The application of empirical behavioral evidence to antitrust law—also known as behavioral antitrust—is increasingly popular and hotly debated by legal scholars and the enforcement agencies alike.

This Article shows, however, that both supporters and detractors of behavioral antitrust frequently and fundamentally misconstrue its methodology, treating behavioral phenomena as broad hypothetical assumptions rather than specific empirical findings. Following this fundamental misconception, scholars make four classes of mistakes in behavioral antitrust analyses:

First, they frequently fail to appreciate the inevitably limited universality and uniformity of behavioral phenomena.

Second, scholars often disregard the concrete ways in which the institutions of antitrust—from markets and firms to enforcement agencies and courts—at different times facilitate and inhibit rational behavior by antitrust actors.

Third, commentators who mistakenly equate all deviations from standard rationality with both private and social sub-optimality and antitrust concerns tend to embrace or reject the behavioral approach based on their respective policy predispositions instead of the merits of the empirical evidence.

Fourth, when researchers recognize the empirical nature of the behavioral evidence they tend to exaggerate its intractability, thus understating its usefulness for antitrust analysis.
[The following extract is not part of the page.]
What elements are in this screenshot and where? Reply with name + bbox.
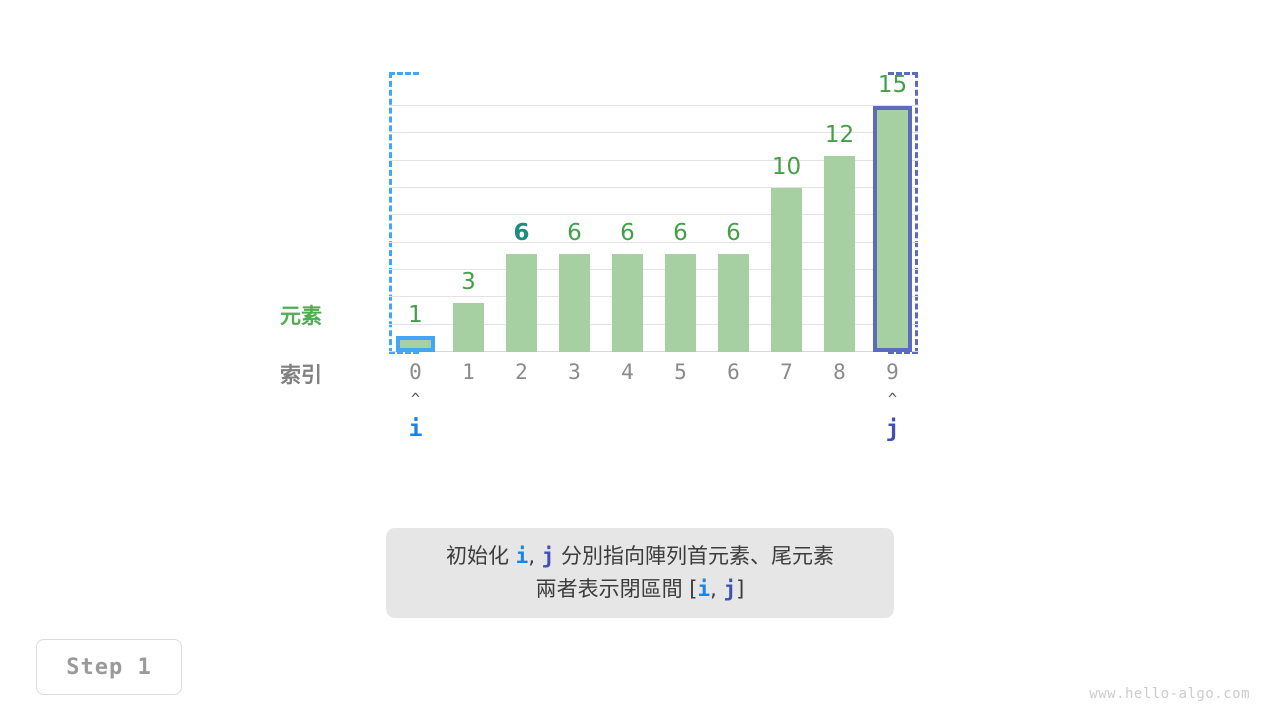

After examining these four common mistakes and their manifestations in antitrust analysis, the Article outlines the developments needed for the behavioral approach to fulfill its promise of making antitrust law and policy more realistic and empirically-grounded and, therefore, more effective in protecting competition.

All in all, it finds that while the behavioral approach already provides important antitrust lessons, it is not only in its early stages but the nature of its empirical foundations makes it an invaluable complement—but clearly not a substitute—for traditional antitrust law and economics.